The Michigan Legislature recently passed two bills designed to provide relief from the “uncapping” of residential property value in a limited number of transfers of ownership. The intent of these changes is to exempt from uncapping those transfers of ownership of residential property to younger members of the same family. Without these exemptions, children would often face an increase in property taxes of 3, 4 or even 5 times the amount paid by their parents prior to the parents’ death.

The first change to uncapping laws came in bill PA (2012) 497, which exempted transfers of ownership of property among qualifying family members so long as the use of the property didn’t change following the transfer.
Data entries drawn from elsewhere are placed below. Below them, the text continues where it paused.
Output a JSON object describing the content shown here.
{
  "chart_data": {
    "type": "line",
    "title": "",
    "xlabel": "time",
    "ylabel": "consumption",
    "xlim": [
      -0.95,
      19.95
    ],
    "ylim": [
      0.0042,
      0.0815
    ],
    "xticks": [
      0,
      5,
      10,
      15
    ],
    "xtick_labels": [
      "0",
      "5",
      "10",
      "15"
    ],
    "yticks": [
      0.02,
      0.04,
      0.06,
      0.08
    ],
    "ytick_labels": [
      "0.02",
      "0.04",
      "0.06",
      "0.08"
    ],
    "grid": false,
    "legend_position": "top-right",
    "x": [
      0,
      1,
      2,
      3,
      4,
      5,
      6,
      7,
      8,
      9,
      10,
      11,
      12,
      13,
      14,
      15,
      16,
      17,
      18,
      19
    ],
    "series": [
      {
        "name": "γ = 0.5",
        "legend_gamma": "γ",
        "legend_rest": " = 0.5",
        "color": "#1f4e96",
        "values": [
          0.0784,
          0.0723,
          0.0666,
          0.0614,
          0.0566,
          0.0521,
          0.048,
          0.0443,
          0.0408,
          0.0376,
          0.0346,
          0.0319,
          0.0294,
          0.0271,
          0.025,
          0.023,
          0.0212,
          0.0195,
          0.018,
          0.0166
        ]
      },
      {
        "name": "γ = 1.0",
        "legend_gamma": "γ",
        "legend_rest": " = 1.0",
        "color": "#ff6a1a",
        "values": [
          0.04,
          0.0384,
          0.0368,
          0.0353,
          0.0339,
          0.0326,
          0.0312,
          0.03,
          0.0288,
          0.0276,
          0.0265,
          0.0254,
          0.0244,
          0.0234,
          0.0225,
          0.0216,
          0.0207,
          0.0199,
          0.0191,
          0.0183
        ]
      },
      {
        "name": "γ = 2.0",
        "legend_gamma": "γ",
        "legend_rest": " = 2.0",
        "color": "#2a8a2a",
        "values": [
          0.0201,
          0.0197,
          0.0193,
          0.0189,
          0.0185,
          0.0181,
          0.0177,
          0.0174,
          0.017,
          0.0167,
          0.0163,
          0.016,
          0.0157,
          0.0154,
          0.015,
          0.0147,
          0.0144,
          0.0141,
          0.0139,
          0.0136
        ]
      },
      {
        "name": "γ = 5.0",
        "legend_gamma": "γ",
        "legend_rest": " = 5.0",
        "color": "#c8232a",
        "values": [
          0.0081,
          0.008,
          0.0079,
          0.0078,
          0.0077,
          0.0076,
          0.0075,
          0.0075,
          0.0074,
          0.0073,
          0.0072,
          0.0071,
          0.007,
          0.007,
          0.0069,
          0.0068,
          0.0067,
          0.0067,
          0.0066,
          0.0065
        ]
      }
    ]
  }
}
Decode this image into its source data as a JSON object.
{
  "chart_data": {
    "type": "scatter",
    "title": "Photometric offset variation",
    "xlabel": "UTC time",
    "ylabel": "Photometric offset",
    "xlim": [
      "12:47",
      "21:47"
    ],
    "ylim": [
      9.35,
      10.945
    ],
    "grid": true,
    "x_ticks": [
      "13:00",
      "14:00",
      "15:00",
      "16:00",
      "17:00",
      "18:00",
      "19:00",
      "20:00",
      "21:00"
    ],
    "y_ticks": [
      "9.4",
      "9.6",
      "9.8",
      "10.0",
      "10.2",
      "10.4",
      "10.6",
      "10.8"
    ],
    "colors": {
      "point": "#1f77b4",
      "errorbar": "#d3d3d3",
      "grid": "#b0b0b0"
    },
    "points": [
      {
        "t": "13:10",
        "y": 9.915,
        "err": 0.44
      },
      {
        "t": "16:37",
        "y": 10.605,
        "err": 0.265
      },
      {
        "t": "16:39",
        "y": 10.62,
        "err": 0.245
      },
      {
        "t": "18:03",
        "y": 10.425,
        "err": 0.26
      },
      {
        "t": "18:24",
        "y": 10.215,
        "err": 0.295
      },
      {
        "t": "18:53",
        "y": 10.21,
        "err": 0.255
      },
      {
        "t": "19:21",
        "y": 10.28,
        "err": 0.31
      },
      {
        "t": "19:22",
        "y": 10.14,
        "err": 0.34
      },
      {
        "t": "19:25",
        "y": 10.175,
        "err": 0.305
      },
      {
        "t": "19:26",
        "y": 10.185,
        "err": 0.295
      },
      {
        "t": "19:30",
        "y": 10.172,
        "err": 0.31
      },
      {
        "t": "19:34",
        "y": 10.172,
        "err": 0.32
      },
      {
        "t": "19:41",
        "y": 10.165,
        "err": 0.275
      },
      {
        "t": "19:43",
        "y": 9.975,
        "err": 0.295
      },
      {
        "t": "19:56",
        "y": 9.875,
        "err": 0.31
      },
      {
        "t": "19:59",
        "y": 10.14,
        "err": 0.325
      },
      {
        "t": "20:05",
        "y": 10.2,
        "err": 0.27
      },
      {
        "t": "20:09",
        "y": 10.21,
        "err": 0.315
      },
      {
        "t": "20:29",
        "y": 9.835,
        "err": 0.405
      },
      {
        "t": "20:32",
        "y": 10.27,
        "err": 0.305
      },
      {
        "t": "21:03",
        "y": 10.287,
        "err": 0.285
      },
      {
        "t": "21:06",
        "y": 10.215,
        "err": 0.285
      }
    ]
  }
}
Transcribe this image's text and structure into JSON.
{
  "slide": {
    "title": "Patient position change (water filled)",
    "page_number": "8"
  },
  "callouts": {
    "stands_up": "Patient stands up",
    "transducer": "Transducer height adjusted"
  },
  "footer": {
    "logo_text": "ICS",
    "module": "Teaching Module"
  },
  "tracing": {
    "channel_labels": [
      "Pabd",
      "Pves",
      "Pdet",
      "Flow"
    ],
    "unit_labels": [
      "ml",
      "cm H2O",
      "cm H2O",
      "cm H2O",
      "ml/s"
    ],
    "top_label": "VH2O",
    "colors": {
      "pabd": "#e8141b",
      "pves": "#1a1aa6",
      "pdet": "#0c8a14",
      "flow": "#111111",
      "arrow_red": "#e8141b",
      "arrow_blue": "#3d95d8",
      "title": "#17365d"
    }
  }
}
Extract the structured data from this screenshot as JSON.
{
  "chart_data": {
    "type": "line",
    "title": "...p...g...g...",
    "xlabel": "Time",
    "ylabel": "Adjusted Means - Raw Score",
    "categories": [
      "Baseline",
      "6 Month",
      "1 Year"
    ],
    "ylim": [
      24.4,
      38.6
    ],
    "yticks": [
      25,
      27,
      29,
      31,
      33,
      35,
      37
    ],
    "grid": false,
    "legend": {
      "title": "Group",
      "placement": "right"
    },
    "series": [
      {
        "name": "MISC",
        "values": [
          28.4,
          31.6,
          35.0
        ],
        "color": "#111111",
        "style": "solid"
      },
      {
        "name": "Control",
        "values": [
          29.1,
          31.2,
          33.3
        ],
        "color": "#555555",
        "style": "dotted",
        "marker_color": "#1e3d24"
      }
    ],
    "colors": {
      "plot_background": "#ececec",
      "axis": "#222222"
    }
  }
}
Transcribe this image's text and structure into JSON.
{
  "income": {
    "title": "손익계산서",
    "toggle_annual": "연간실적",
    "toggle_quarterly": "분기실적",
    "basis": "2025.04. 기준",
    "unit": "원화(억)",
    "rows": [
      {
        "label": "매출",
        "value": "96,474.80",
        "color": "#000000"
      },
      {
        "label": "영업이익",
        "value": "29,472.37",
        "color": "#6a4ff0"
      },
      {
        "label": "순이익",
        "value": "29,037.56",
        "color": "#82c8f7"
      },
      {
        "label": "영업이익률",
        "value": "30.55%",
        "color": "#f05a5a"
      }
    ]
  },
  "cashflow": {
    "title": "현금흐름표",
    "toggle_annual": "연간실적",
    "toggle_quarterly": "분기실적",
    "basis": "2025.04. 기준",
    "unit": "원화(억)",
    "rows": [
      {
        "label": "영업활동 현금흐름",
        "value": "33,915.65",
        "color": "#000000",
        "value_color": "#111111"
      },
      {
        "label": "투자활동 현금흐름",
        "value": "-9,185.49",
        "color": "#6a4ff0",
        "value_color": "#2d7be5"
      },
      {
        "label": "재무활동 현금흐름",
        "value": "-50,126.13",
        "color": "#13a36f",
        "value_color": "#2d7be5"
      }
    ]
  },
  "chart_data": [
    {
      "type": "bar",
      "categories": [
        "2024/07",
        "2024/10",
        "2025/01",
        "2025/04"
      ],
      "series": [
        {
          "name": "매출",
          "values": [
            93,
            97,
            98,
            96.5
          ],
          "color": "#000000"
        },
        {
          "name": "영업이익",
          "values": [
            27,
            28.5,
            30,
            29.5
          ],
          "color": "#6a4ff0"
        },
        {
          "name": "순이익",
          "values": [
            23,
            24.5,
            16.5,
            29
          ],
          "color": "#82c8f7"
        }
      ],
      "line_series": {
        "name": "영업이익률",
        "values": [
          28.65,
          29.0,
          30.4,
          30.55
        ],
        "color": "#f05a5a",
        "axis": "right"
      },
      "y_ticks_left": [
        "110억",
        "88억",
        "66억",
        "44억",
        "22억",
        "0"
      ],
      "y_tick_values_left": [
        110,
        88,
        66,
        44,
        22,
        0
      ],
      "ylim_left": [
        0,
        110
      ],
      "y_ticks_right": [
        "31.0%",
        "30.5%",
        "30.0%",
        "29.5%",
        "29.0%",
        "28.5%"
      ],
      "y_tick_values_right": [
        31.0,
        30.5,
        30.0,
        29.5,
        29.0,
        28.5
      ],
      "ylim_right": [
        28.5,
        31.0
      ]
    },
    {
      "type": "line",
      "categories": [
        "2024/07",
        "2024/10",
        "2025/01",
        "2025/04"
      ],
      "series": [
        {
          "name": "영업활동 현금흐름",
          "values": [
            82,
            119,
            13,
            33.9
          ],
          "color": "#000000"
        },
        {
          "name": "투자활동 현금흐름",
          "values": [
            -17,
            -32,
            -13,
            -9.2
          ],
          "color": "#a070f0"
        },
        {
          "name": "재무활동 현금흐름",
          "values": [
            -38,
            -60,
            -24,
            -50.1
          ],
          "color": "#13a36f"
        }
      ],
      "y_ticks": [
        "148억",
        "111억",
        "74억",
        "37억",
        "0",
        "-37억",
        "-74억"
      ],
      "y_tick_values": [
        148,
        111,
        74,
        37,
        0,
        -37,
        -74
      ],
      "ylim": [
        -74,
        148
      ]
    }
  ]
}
The qualifying individuals included the owner’s spouse, father or mother, father or mother of the spouse, son or daughter, including adopted children and son or daughter of the spouse. However, guidelines were soon issued to local tax assessors that required the transfer to take place while a parent was alive, and all transfers by inheritance (by will, intestate succession or by distribution from a trust) were said to be not covered by the exemption. Thus, it quickly became apparent PA 497 did not address the manner in which many property owners transferred that property to their children.

The second change to the uncapping laws became effective on January 1, 2015 and is known as PA (2014) 310. It expanded the group of relatives who are eligible to benefit from PA 497, and allows property owners to leave residential property to eligible relatives in a trust or will without uncapping the property taxes on the death of the owner. Under the new law, the eligible relatives include the owner’s spouse, the owner’s or spouse’s mother, father, brother, sister, son, daughter, adopted son, adopted daughter, grandson or granddaughter. It also added a requirement that the property may not be used for any commercial purpose following the transfer. The new law now also exempts from uncapping a change of beneficiaries of a trust that owns Michigan property, so long as the new beneficiaries are in the same group of relatives.

There are some issues that still need additional clarification, such as what activities constitute “commercial use” of the property (does renting the property for a few weeks a year amount to “commercial use”?), and when does a transfer actually occur (on the parent’s death or on the distribution of the property from the estate?), but property owners now have an opportunity to transfer property to the next generation without worrying about a property tax increase that may make it impossible to keep the property in the family.